前編記事『がん治療に「最後の砦」があった…最高峰の医療技術が集まる「がんセンター」の実態』より続く。
成功率97・5%を誇る高度な技術
頭頸部がんの患者数は、がん全体の約5%と少なく、手術、放射線、抗がん剤とあらゆる治療を駆使しなければならないため、ふつうの病院では対応が難しい。がん研有明病院で最前線に立つのが、頭頸科部長の三谷浩樹医師だ。
「とくに『マイクロサージャリー』と呼ばれる、のどの再建手術には、高度な技術が求められます。
たとえば、進行した下咽頭がんを切除したときには、患者の小腸を30cmほど切り取り、首に移植して食道を再建します。その際、マッチ棒ほどの太さの血管を顕微鏡下でつなぎ合わせなければなりません。失敗すれば、移植した腸が壊死してしまうのです。

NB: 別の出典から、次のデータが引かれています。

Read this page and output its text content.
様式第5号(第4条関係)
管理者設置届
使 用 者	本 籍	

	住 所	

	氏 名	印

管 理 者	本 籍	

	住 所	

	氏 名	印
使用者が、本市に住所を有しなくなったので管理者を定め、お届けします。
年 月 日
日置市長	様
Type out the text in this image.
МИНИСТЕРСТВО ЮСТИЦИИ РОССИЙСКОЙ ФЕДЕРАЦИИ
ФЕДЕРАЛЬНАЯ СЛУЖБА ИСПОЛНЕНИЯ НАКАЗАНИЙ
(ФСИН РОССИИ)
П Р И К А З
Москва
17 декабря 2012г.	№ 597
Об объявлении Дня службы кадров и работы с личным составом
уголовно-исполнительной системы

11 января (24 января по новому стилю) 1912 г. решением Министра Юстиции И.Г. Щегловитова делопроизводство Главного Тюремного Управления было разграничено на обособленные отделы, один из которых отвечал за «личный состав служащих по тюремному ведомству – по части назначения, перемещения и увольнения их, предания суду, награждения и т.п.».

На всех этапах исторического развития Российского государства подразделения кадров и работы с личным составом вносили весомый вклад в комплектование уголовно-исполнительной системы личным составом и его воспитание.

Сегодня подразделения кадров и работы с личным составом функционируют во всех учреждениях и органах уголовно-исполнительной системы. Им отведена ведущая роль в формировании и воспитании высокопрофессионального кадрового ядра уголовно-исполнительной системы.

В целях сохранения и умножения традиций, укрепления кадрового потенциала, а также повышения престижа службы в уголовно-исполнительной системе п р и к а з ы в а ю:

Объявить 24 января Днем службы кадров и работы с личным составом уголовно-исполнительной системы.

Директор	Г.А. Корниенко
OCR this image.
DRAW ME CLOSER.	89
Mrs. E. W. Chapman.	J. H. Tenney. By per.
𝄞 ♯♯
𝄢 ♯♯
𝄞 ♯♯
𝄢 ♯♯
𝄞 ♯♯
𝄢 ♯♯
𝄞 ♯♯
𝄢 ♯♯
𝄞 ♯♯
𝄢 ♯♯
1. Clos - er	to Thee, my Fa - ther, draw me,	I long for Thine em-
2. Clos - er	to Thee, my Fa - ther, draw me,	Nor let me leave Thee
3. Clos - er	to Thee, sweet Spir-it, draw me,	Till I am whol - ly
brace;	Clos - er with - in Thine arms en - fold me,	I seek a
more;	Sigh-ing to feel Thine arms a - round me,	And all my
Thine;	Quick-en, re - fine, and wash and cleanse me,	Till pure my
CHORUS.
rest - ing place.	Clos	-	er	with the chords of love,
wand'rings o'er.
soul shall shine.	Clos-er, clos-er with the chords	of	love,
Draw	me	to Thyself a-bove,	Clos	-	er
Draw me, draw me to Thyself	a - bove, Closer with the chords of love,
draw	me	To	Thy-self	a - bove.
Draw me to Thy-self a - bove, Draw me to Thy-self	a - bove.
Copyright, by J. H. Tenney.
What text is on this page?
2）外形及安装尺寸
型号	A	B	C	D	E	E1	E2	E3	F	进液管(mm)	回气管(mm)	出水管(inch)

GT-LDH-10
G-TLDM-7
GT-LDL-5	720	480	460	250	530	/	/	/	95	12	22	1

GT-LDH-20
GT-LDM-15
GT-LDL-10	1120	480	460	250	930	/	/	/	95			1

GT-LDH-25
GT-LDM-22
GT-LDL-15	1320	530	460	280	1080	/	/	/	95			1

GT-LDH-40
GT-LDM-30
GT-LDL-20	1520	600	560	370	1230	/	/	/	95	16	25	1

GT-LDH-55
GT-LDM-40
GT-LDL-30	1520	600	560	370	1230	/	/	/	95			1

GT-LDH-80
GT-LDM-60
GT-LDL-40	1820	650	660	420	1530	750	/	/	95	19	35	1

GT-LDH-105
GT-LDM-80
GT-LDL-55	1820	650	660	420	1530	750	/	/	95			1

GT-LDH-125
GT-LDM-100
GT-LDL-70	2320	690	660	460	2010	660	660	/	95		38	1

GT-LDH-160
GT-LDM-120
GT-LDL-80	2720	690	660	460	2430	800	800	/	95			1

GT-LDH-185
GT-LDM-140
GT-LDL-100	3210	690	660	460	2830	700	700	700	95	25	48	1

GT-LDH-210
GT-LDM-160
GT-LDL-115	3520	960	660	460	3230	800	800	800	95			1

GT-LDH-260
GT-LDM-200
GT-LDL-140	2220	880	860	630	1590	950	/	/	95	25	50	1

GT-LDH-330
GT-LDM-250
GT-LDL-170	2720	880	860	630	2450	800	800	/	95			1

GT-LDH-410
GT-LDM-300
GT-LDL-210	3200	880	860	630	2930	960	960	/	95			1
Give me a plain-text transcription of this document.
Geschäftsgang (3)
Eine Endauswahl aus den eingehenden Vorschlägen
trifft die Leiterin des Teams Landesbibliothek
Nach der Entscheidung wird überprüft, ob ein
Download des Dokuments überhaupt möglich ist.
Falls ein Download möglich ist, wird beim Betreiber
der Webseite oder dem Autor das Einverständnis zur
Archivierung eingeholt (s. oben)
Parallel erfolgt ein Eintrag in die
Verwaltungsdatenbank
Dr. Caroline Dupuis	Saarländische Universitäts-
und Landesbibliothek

当院では、このマイクロサージャリーをこれまで約4800件実施し、成功率は97・5%と、非常に高水準です。
切除から再建まで、院内で一貫して行えるため、治療にかかる時間を短くできるほか、不測のトラブルにも迅速に対応できるのが強みです。
さらに外科手術だけでなく、当院には経験豊富な放射線治療医や化学療法医もいますから、さまざまな可能性を検討したうえで、患者さんに納得してもらえる治療を提供できていると思います」
がん研有明病院には全国から頭頸部がん患者が集まるため、がん専門医にとって貴重な研鑽の場ともなっている。頭頸科だけで18名の医師が在籍し、技術の継承・向上に努めていることも、安心材料の一つと言えるだろう。
頭頸部がんと同様、予後が極めて厳しいとされるのが、肝臓がん、胆道がん、膵臓がん(肝胆膵がん)だ。これらの難治がんの治療では、近年、重粒子線治療が保険適用で受けられるようになった。
重粒子線治療とは、炭素イオンを光速の約70%まで加速させ、がん病巣にピンポイントで照射する最先端の放射線治療。通常のX線と比べて、周囲の正常組織へのダメージを最小限に抑え、根治効果が高いと言われている。